At the AWS Summit in San Francisco today, public cloud infrastructure provider Amazon Web Services (AWS) announced the launch of Redshift Spectrum, an extension of AWS’ Redshift managed data warehousing service that enables querying on data that sits inside of the longstanding AWS S3 storage service.
The introduction of Redshift Spectrum will make certain types of queries on data more economical, because Redshift, which includes computing and storage capabilities, is a more complex and costly service especially for number crunching on lots of data.

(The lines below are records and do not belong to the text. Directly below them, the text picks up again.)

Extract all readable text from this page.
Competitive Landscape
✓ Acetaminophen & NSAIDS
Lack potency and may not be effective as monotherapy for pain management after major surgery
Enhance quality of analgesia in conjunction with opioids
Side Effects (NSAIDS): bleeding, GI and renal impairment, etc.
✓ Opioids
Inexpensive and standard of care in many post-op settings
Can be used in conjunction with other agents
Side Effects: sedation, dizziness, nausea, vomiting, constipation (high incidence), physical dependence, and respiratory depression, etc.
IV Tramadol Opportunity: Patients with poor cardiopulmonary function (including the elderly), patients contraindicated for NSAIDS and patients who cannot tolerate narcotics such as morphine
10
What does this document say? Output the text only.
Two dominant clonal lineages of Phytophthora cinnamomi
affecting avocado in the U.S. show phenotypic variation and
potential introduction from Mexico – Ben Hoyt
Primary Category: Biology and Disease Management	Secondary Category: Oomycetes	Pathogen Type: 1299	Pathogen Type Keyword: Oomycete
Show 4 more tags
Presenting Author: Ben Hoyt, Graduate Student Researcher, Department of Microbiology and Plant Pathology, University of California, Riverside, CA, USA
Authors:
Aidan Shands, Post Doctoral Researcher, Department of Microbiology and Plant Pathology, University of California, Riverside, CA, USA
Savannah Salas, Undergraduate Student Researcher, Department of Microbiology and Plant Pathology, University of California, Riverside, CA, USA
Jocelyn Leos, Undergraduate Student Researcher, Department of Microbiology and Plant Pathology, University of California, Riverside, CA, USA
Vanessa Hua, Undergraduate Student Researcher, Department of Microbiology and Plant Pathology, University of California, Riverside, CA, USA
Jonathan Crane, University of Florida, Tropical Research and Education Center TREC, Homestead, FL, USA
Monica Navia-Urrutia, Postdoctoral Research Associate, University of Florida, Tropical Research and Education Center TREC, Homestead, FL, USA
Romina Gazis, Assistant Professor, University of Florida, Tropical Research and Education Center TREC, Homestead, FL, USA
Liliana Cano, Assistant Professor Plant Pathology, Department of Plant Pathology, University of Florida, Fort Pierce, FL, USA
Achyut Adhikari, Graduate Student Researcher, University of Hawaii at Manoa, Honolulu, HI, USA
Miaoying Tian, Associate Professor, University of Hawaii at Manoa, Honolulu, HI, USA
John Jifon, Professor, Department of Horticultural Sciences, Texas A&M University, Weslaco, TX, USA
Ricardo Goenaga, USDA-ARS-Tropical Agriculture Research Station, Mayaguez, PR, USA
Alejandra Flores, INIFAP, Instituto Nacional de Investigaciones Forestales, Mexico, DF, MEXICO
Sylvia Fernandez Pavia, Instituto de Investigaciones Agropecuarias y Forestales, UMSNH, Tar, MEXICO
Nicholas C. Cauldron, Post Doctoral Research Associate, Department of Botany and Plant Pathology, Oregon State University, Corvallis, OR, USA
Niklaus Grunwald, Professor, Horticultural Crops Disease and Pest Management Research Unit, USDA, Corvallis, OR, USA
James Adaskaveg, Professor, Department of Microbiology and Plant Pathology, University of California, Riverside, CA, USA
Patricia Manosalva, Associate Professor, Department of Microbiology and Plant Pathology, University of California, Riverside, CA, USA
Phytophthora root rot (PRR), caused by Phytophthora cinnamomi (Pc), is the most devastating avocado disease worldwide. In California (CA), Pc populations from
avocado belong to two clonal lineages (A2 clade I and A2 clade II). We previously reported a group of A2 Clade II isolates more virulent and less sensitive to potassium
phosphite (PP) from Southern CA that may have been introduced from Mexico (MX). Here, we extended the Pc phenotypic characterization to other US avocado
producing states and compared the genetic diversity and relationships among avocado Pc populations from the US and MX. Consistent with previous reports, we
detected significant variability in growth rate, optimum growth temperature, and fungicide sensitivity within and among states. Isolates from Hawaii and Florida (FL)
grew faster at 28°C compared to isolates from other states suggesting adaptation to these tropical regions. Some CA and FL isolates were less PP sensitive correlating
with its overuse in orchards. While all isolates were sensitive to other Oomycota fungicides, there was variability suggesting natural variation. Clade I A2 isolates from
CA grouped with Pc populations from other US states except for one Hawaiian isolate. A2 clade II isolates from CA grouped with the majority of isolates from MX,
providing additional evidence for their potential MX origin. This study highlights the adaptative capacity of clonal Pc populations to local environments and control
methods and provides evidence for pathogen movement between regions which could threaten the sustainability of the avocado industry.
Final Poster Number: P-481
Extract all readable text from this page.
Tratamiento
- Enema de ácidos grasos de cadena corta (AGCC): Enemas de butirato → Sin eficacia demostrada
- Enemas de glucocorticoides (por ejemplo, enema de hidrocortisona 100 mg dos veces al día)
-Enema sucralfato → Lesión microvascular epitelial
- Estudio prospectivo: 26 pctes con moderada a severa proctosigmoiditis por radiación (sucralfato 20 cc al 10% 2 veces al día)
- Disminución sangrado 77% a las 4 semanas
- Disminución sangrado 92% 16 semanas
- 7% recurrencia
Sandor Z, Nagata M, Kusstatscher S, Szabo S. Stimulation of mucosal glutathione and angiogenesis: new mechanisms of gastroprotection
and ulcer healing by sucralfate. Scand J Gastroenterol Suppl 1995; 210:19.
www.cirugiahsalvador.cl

As an example, Amazon chief technology officer Werner Vogels provided an example query that would run on an exabyte of data with the Apache Hive open-source data querying software. It would take five years and 1,000 nodes — that is, it would be quite expensive. With Spectrum it would take 155 seconds and a few hundred dollars, Vogels said.
“When you issue a query, Redshift rips it apart and generates a query plan that minimizes the amount of S3 data that will be read, taking advantage of both column-oriented formats and data that is partitioned by date or another key,” AWS chief evangelist Jeff Barr wrote in a blog post. “Then Redshift requests Spectrum workers from a large, shared pool and directs them to project, filter, and aggregate the S3 data. The final processing is performed within the Redshift cluster and the results are returned to you.”
Already Docomo, Time, Edmunds, Redfin, and Yelp are using AWS Redshift Spectrum, he said.
Competitors include startup Snowflake’s cloud data warehouse. Microsoft Azure and IBM’s public cloud also offer data warehousing services.
AWS introduced Amazon Redshift in 2012. S3 itself dates to 2006.